ということで、OOMEが出たら再起動するようにしてみましょう。

なお、DataSpiderは原則として動作検証済みオプション以外はサポート対象外になります。 そのため、本記事の内容は恐らくDataSpiderではサポートされません。ご利用の際には十分検証を行ってください。

今回は Windows 環境を対象としています。Linuxの場合、再起動用のコマンドなどが異なりますのでご注意ください。

再起動用バッチを作成する

まず、再起動を行うためのバッチを作成します。 たとえば、次のようなバッチファイルです。

TASKKILL /IM DataSpiderServer.exe /T

cmd /c start DataSpiderServer.exe

exit

TASKKILLコマンドで「DataSpiderServer.exe」のプロセスをkillします。 その後、DataSpiderServer.exe を実行します。

OutOfMemoryError発生時には、DataSpiderServerの状態は不定となり、終了コマンドを受け付けられないケースも考えられます。 そのため、Shutdown.exe ではなく TASKKILLコマンドを使います。

Windowsサービスに登録している場合は次のようなバッチファイルでも良いでしょう。

net stop "DataSpiderServer"

net start "DataSpiderServer"

バッチファイル単体で再起動が行えることを確認します。 コマンドによっては管理者権限が必要な場合もありますので、権限には注意してください。

作成したバッチファイルは $DATASPIDER_HOME/server/bin に配置しておきます。 名前はなんでも良いですが、今回は reboot.bat とします。

OnOutOfMemoryErrorオプションを使う

JVMのオプションである -XX:OnOutOfMemoryError を利用します。 Java HotSpot VM Options

-XX:OnOutOfMemoryErrorオプションはOutOfMemoryError発生時に指定したコマンドを実行するオプションです。 これに再起動コマンドを設定しておくことでOutOfMemoryError発生時に再起動が可能です。

-XX:OnOutOfMemoryError を設定する。

DataSpiderでは、$DATASPIDER_HOME/server/DataSpiderServer.lax の lax.nl.java.option.additionalJVM引数を設定できます。 lax.nl.java.option.additional に次の引数を追加します。
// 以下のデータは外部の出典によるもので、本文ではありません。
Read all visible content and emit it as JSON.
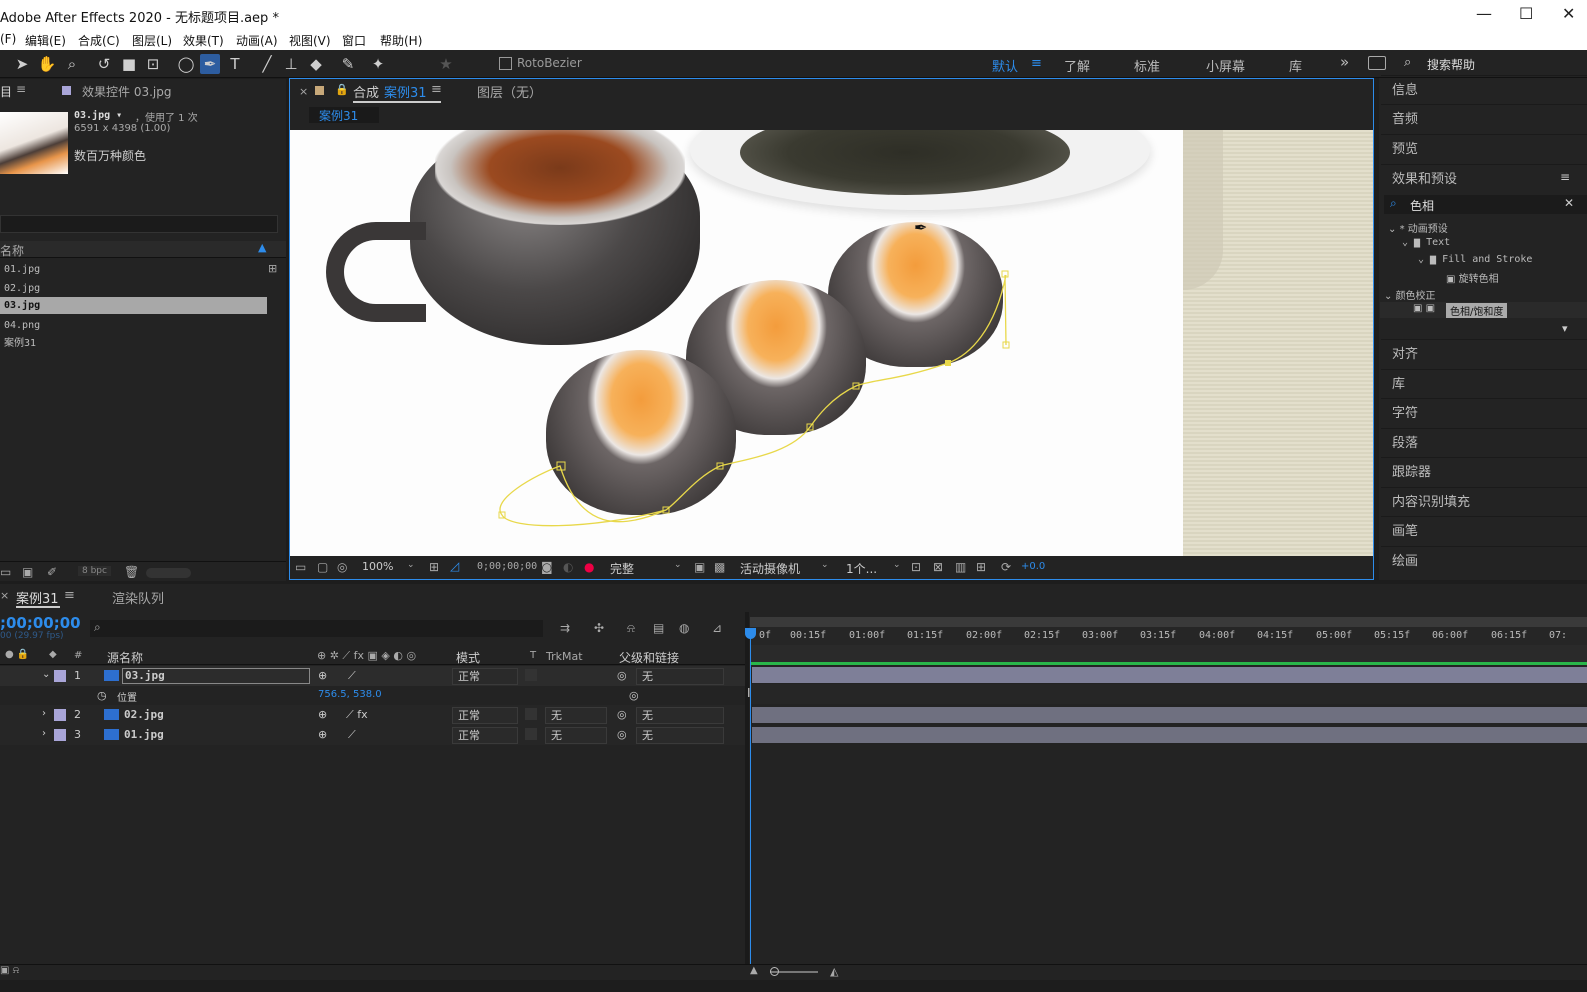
{
  "window": {
    "title": "Adobe After Effects 2020 - 无标题项目.aep *",
    "minimize": "—",
    "maximize": "☐",
    "close": "✕"
  },
  "menu": [
    "(F)",
    "编辑(E)",
    "合成(C)",
    "图层(L)",
    "效果(T)",
    "动画(A)",
    "视图(V)",
    "窗口",
    "帮助(H)"
  ],
  "toolbar": {
    "rotobezier": "RotoBezier",
    "workspaces": [
      "默认",
      "了解",
      "标准",
      "小屏幕",
      "库"
    ],
    "more": "»",
    "search_placeholder": "搜索帮助"
  },
  "project": {
    "tab_project": "目",
    "tab_effects": "效果控件 03.jpg",
    "selected_name": "03.jpg ▾",
    "used_count": "，使用了 1 次",
    "dimensions": "6591 x 4398 (1.00)",
    "colors": "数百万种颜色",
    "col_name": "名称",
    "items": [
      "01.jpg",
      "02.jpg",
      "03.jpg",
      "04.png",
      "案例31"
    ],
    "bpc": "8 bpc"
  },
  "composition": {
    "tab_comp_prefix": "合成",
    "tab_comp_name": "案例31",
    "tab_layer": "图层（无）",
    "subtab": "案例31",
    "zoom": "100%",
    "timecode": "0;00;00;00",
    "resolution": "完整",
    "camera": "活动摄像机",
    "views": "1个...",
    "exposure": "+0.0"
  },
  "right_panel": {
    "top_items": [
      "信息",
      "音频",
      "预览",
      "效果和预设"
    ],
    "search_value": "色相",
    "tree": [
      "* 动画预设",
      "Text",
      "Fill and Stroke",
      "旋转色相",
      "颜色校正",
      "色相/饱和度"
    ],
    "bottom_items": [
      "对齐",
      "库",
      "字符",
      "段落",
      "跟踪器",
      "内容识别填充",
      "画笔",
      "绘画"
    ]
  },
  "timeline": {
    "tab": "案例31",
    "tab_render": "渲染队列",
    "timecode": ";00;00;00",
    "fps": "00 (29.97 fps)",
    "headers": {
      "num": "#",
      "source": "源名称",
      "mode": "模式",
      "t": "T",
      "trkmat": "TrkMat",
      "parent": "父级和链接"
    },
    "layers": [
      {
        "num": "1",
        "name": "03.jpg",
        "mode": "正常",
        "trkmat": "",
        "parent": "无"
      },
      {
        "num": "2",
        "name": "02.jpg",
        "mode": "正常",
        "trkmat": "无",
        "parent": "无"
      },
      {
        "num": "3",
        "name": "01.jpg",
        "mode": "正常",
        "trkmat": "无",
        "parent": "无"
      }
    ],
    "position_label": "位置",
    "position_value": "756.5, 538.0",
    "ruler": [
      "0f",
      "00:15f",
      "01:00f",
      "01:15f",
      "02:00f",
      "02:15f",
      "03:00f",
      "03:15f",
      "04:00f",
      "04:15f",
      "05:00f",
      "05:15f",
      "06:00f",
      "06:15f",
      "07:"
    ]
  },
  "colors": {
    "accent": "#2d8ceb",
    "path": "#e8d84a",
    "label_lavender": "#a9a5d8",
    "bar": "#7e7f98"
  }
}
-XX:OnOutOfMemoryError="cmd /c start reboot.bat"

単にreboot.batで良いんじゃないかと思うんですが、taskkillコマンドで自分自身をkillすることはできないため、startコマンドでjava.exeとreboot.batのプロセスを分けてからkillします。 サービスの再起動コマンドならreboot.batのみでいける可能性もあります。

設定できたら再起動確認する

  1. DataSpiderServerのヒープを128MB程度にして、OutOfMemoryErrorが発生しやすい状況を作ります。
  2. DataSpiderServerとStudioを起動して、サイズの大きいファイルを読み取るスクリプトを作成します。
  3. スクリプトを通常実行(ショートカットキー Ctrl+F5) で実行します。
  4. ファイルサイズが大きければ実行中に OutOfMemoryError が発生します。そのタイミングで設定したバッチファイルが実行され、DataSpiderServer が再起動されれば設定成功です。
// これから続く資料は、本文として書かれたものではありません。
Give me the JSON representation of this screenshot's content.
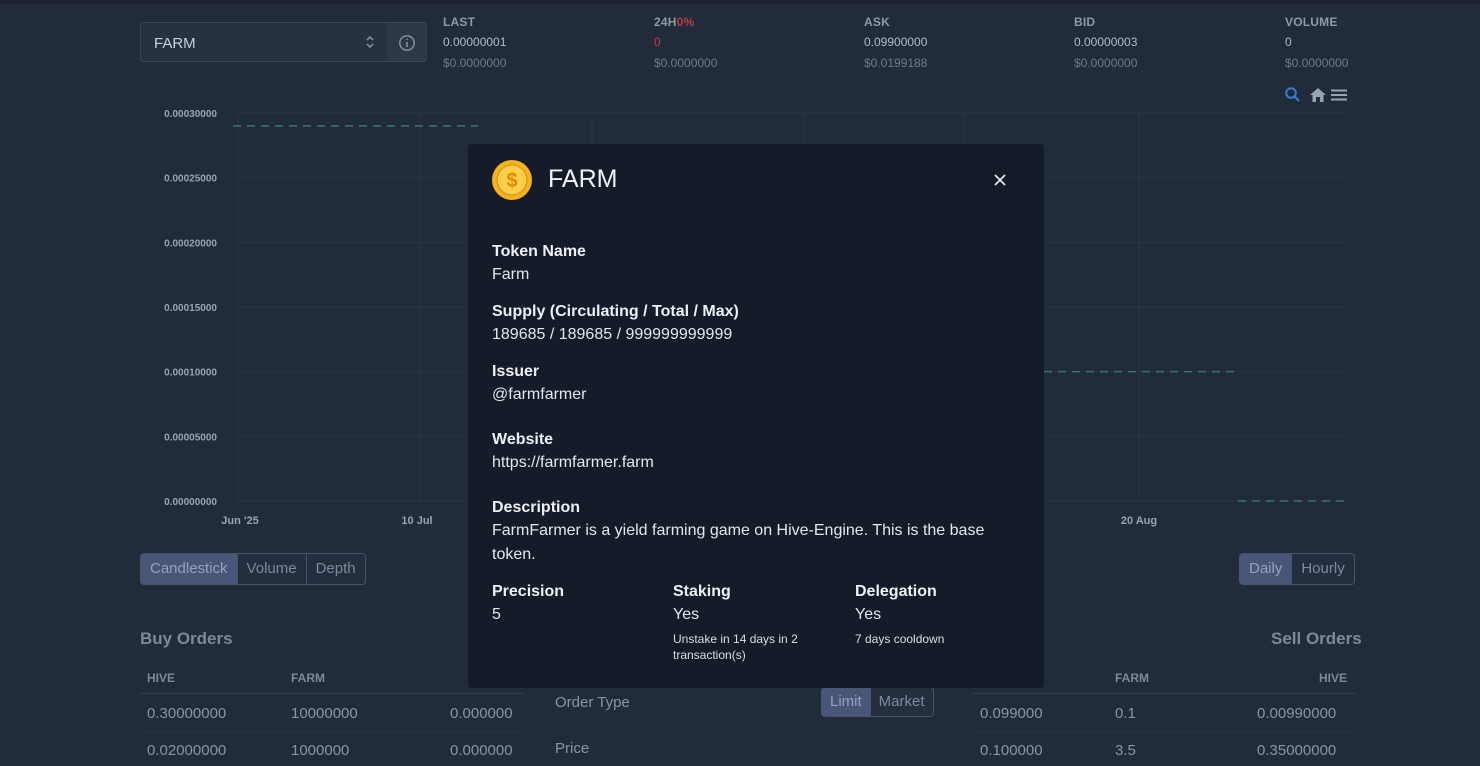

本番運用時にはプロセス監視ツールなど導入しているケースも多いですが、開発環境まで監視ツールを導入するケースは少ないかと思います。 また、本番運用時でも再起動は監視ツール等に任せますが、OutOfMemoryErrorが発生したことを通知したいケースは多くあります。 Linuxであれば wget や mail コマンドなどでHTTPサーバにプッシュする、メールを送信するなど通常の監視にプラスすることで更に監視が便利になりそうです。